N_cluster=c(6,6); # numbers cluster considered column1: W\Elev; Column2:Wo\Elev
# K-Means Cluster Analysis
fit2 <- kmeans(data2s, N_cluster[1]) #W\Elev
fit3 <- kmeans(data3s, N_cluster[2]) #Wo\Elev
# get cluster means 
means=aggregate(data2,by=list(fit2$cluster),FUN=mean)
means1=aggregate(data3,by=list(fit3$cluster),FUN=mean)
# append cluster assignment
Cluster=factor(fit2$cluster)
data2_6 = data.frame(data2,Cluster) 
Cluster=factor(fit3$cluster)
data3_6 = data.frame(data3,Cluster) 

Comments

• Using the same algorithm which was used for January, Kbest for July precipitation were 14 and 14 for the cases with and without considering elevation, respectively.

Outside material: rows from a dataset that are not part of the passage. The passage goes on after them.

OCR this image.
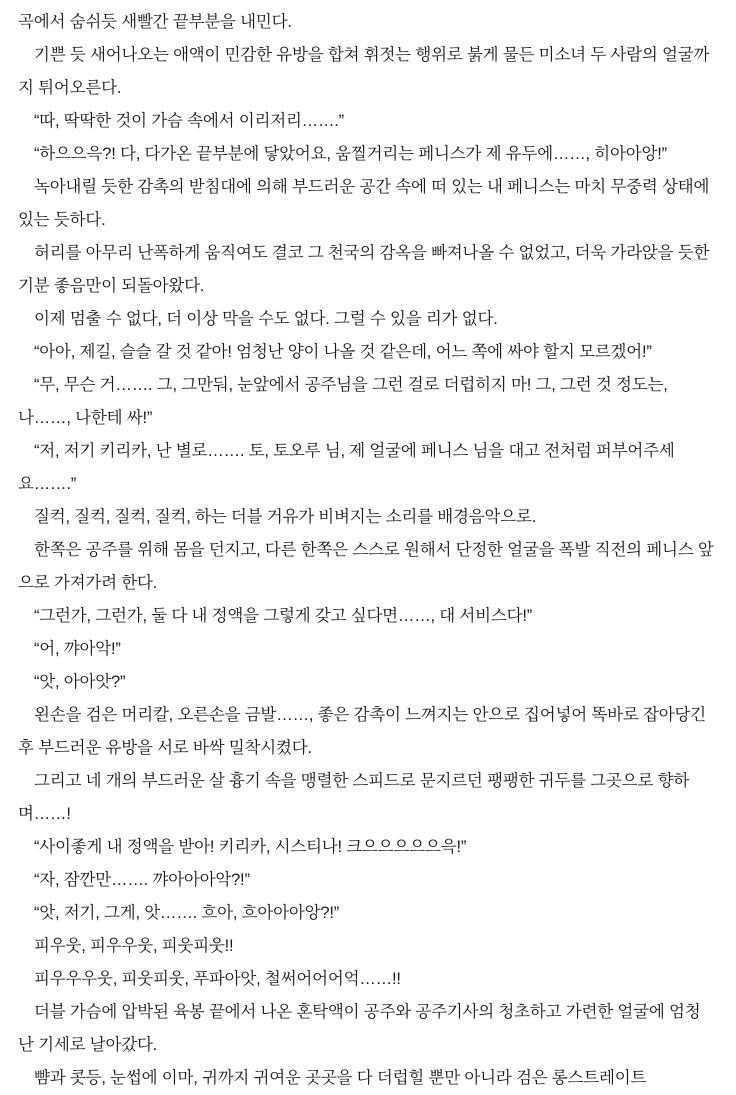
곡에서 숨쉬듯 새빨간 끝부분을 내민다.

기쁜 듯 새어나오는 애액이 민감한 유방을 합쳐 휘젓는 행위로 붉게 물든 미소녀 두 사람의 얼굴까지 튀어오른다.

“따, 딱딱한 것이 가슴 속에서 이리저리…….”

“하으으윽?! 다, 다가온 끝부분에 닿았어요, 움찔거리는 페니스가 제 유두에……, 히아아앙!”

녹아내릴 듯한 감촉의 받침대에 의해 부드러운 공간 속에 떠 있는 내 페니스는 마치 무중력 상태에 있는 듯하다.

허리를 아무리 난폭하게 움직여도 결코 그 천국의 감옥을 빠져나올 수 없었고, 더욱 가라앉을 듯한 기분 좋음만이 되돌아왔다.

이제 멈출 수 없다, 더 이상 막을 수도 없다. 그럴 수 있을 리가 없다.

“아아, 제길, 슬슬 갈 것 같아! 엄청난 양이 나올 것 같은데, 어느 쪽에 싸야 할지 모르겠어!”

“무, 무슨 거……. 그, 그만둬, 눈앞에서 공주님을 그런 걸로 더럽히지 마! 그, 그런 것 정도는, 나……, 나한테 싸!”

“저, 저기 키리카, 난 별로……. 토, 토오루 님, 제 얼굴에 페니스 님을 대고 전처럼 퍼부어주세요…….”

질컥, 질컥, 질컥, 질컥, 하는 더블 거유가 비벼지는 소리를 배경음악으로.

한쪽은 공주를 위해 몸을 던지고, 다른 한쪽은 스스로 원해서 단정한 얼굴을 폭발 직전의 페니스 앞으로 가져가려 한다.

“그런가, 그런가, 둘 다 내 정액을 그렇게 갖고 싶다면……, 대 서비스다!”

“어, 꺄아악!”

“앗, 아아앗?”

왼손을 검은 머리칼, 오른손을 금발……, 좋은 감촉이 느껴지는 안으로 집어넣어 똑바로 잡아당긴 후 부드러운 유방을 서로 바싹 밀착시켰다.

그리고 네 개의 부드러운 살 흉기 속을 맹렬한 스피드로 문지르던 팽팽한 귀두를 그곳으로 향하며……!

“사이좋게 내 정액을 받아! 키리카, 시스티나! 크으으으으으윽!”

“자, 잠깐만……. 꺄아아아악?!”

“앗, 저기, 그게, 앗……. 흐아, 흐아아아앙?!”

피우웃, 피우우웃, 피웃피웃!!

피우우우웃, 피웃피웃, 푸파아앗, 철써어어어억……!!

더블 가슴에 압박된 육봉 끝에서 나온 혼탁액이 공주와 공주기사의 청초하고 가련한 얼굴에 엄청난 기세로 날아갔다.

뺨과 콧등, 눈썹에 이마, 귀까지 귀여운 곳곳을 다 더럽힐 뿐만 아니라 검은 롱스트레이트
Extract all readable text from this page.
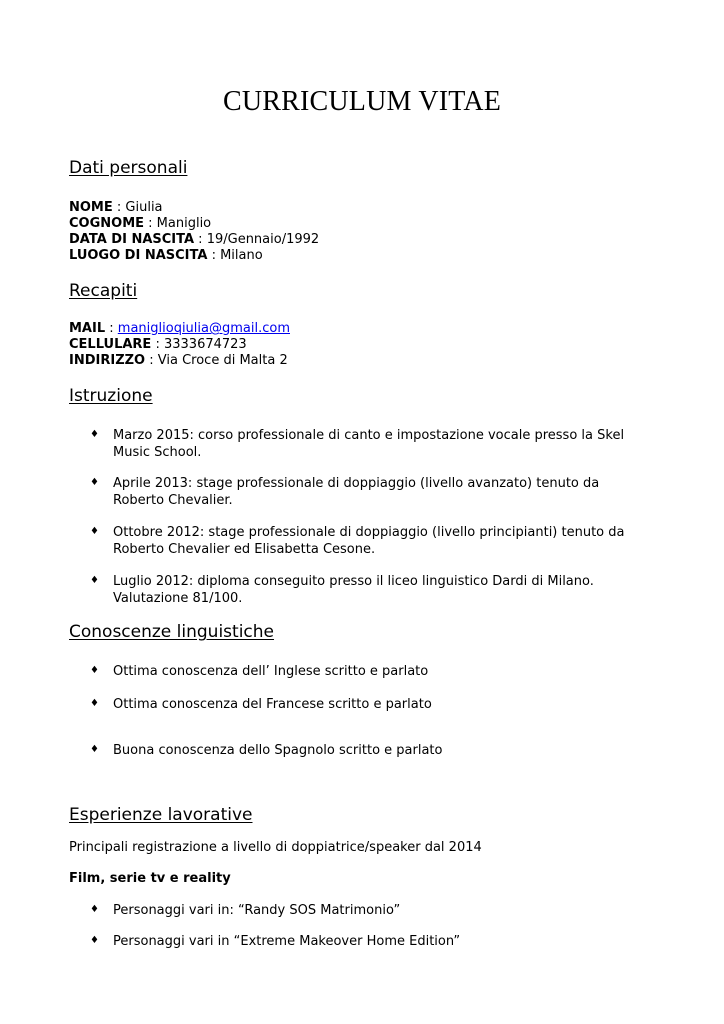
CURRICULUM VITAE
Dati personali
NOME : Giulia
COGNOME : Maniglio
DATA DI NASCITA : 19/Gennaio/1992
LUOGO DI NASCITA : Milano
Recapiti
MAIL : maniglioqiulia@gmail.com
CELLULARE : 3333674723
INDIRIZZO : Via Croce di Malta 2
Istruzione
♦ Marzo 2015: corso professionale di canto e impostazione vocale presso la Skel Music School.
♦ Aprile 2013: stage professionale di doppiaggio (livello avanzato) tenuto da Roberto Chevalier.
♦ Ottobre 2012: stage professionale di doppiaggio (livello principianti) tenuto da Roberto Chevalier ed Elisabetta Cesone.
♦ Luglio 2012: diploma conseguito presso il liceo linguistico Dardi di Milano. Valutazione 81/100.
Conoscenze linguistiche
♦ Ottima conoscenza dell’ Inglese scritto e parlato
♦ Ottima conoscenza del Francese scritto e parlato
♦ Buona conoscenza dello Spagnolo scritto e parlato
Esperienze lavorative
Principali registrazione a livello di doppiatrice/speaker dal 2014
Film, serie tv e reality
♦ Personaggi vari in: “Randy SOS Matrimonio”
♦ Personaggi vari in “Extreme Makeover Home Edition”
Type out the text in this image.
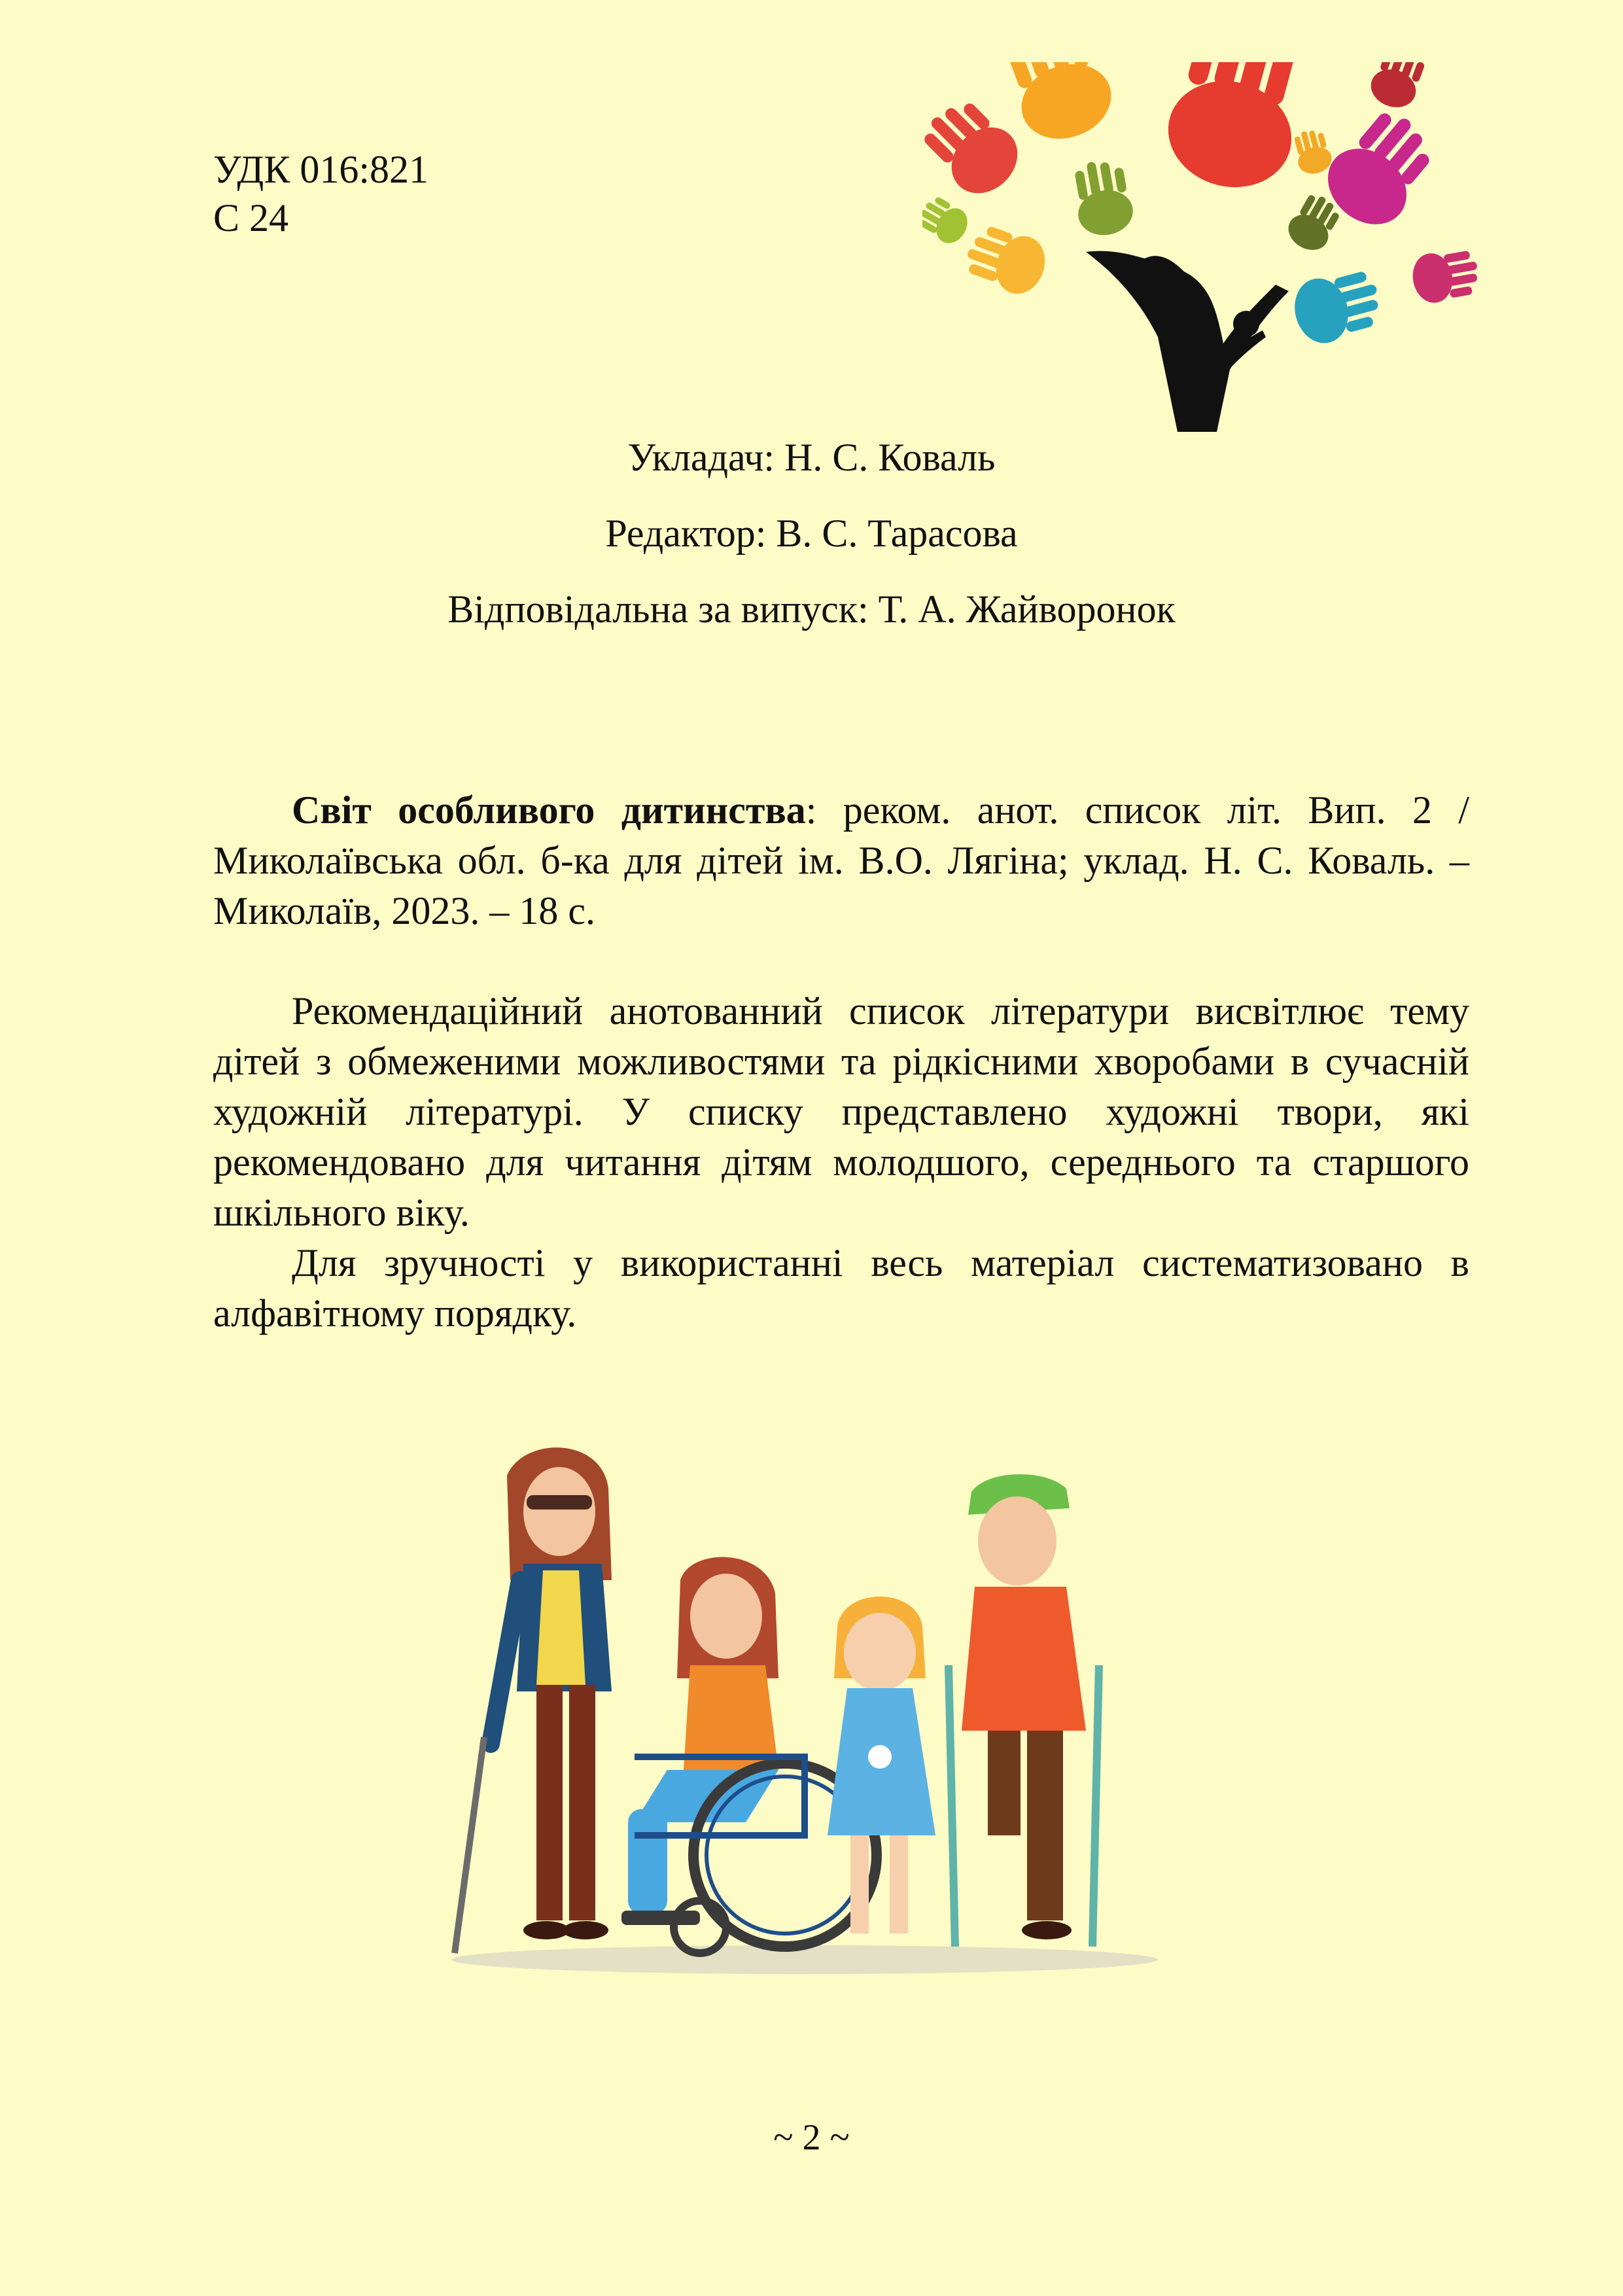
УДК 016:821
С 24
Укладач: Н. С. Коваль
Редактор: В. С. Тарасова
Відповідальна за випуск: Т. А. Жайворонок

Світ особливого дитинства: реком. анот. список літ. Вип. 2 / Миколаївська обл. б-ка для дітей ім. В.О. Лягіна; уклад. Н. С. Коваль. – Миколаїв, 2023. – 18 с.

Рекомендаційний анотованний список літератури висвітлює тему дітей з обмеженими можливостями та рідкісними хворобами в сучасній художній літературі. У списку представлено художні твори, які рекомендовано для читання дітям молодшого, середнього та старшого шкільного віку.

Для зручності у використанні весь матеріал систематизовано в алфавітному порядку.

~ 2 ~
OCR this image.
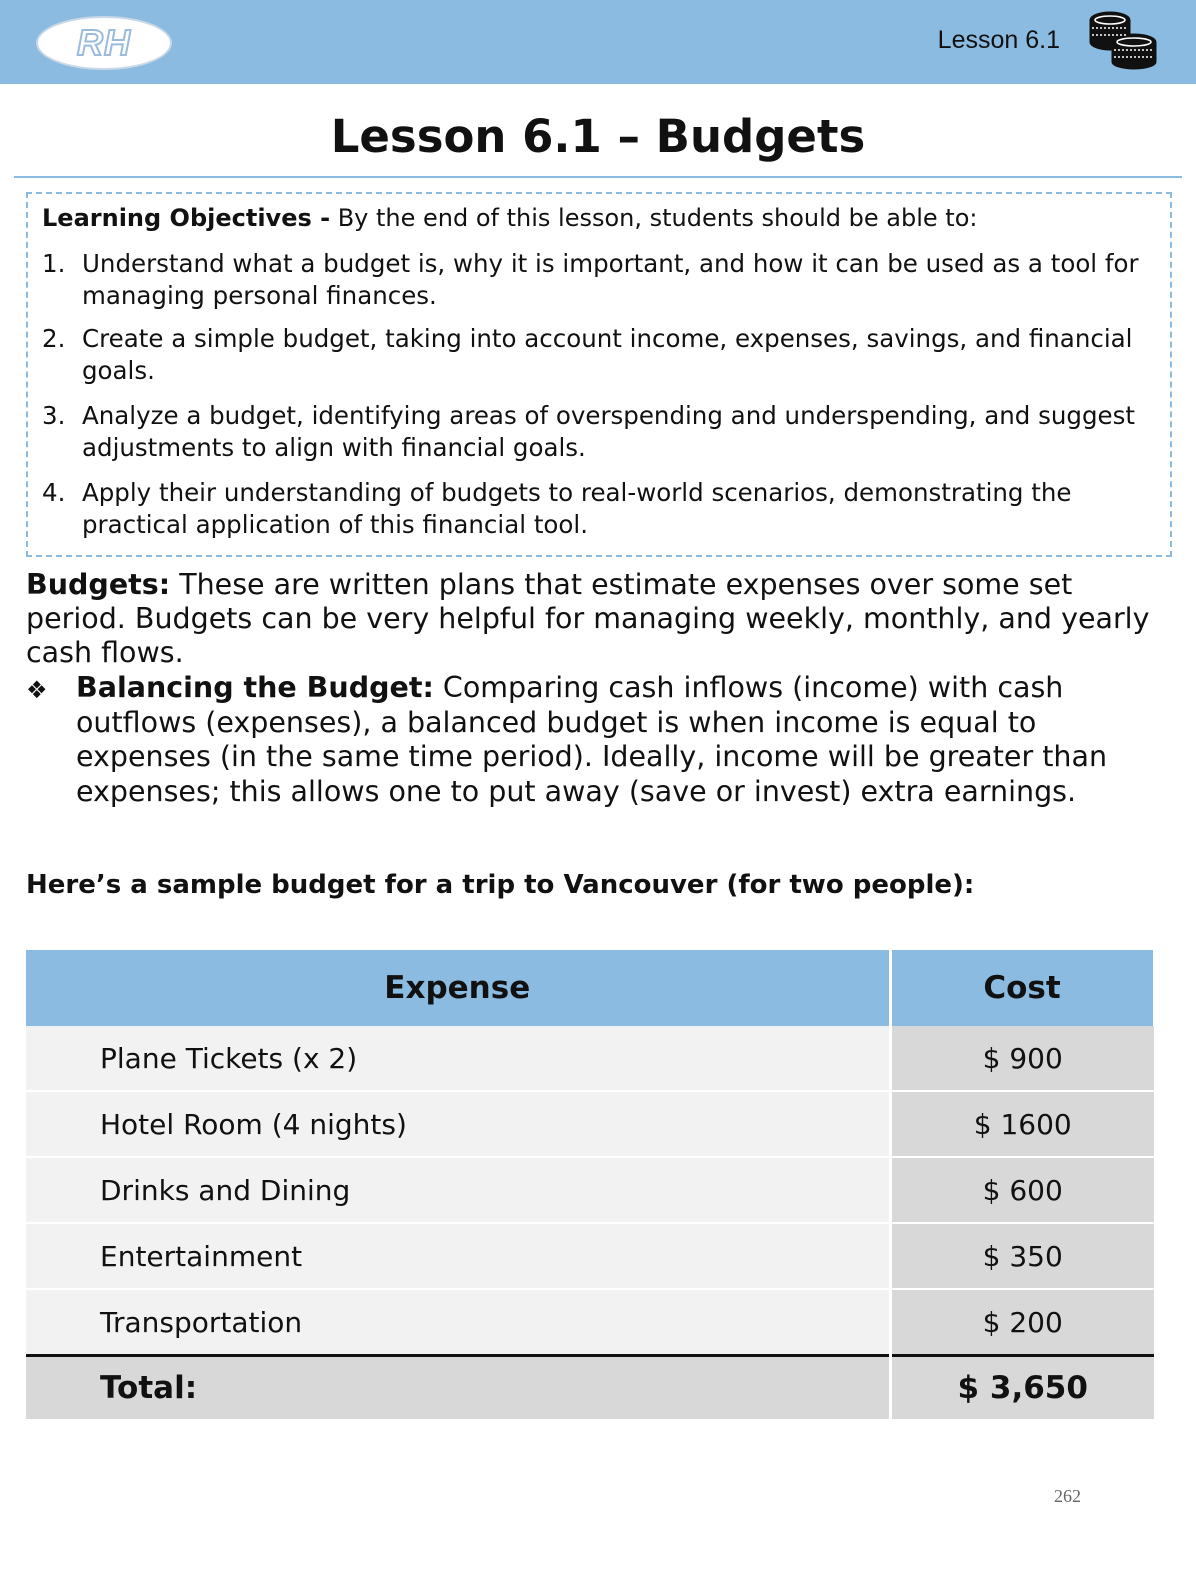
RH	Lesson 6.1
Lesson 6.1 – Budgets
Learning Objectives - By the end of this lesson, students should be able to:
1. Understand what a budget is, why it is important, and how it can be used as a tool for managing personal finances.
2. Create a simple budget, taking into account income, expenses, savings, and financial goals.
3. Analyze a budget, identifying areas of overspending and underspending, and suggest adjustments to align with financial goals.
4. Apply their understanding of budgets to real-world scenarios, demonstrating the practical application of this financial tool.
Budgets: These are written plans that estimate expenses over some set period. Budgets can be very helpful for managing weekly, monthly, and yearly cash flows.
❖ Balancing the Budget: Comparing cash inflows (income) with cash outflows (expenses), a balanced budget is when income is equal to expenses (in the same time period). Ideally, income will be greater than expenses; this allows one to put away (save or invest) extra earnings.
Here’s a sample budget for a trip to Vancouver (for two people):
Expense	Cost
Plane Tickets (x 2)	$ 900
Hotel Room (4 nights)	$ 1600
Drinks and Dining	$ 600
Entertainment	$ 350
Transportation	$ 200
Total:	$ 3,650
262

• By incluiding the elevation, Kbest is increase from 14 to 14. However, as in the csae of January, it is not possible to see differences betweeen clusters defined for two cases. it seems that these number of cluster is so much.

• Considering K=6, plots of both cases are seen are not really different. it is only possible to see differences between south-west clusters.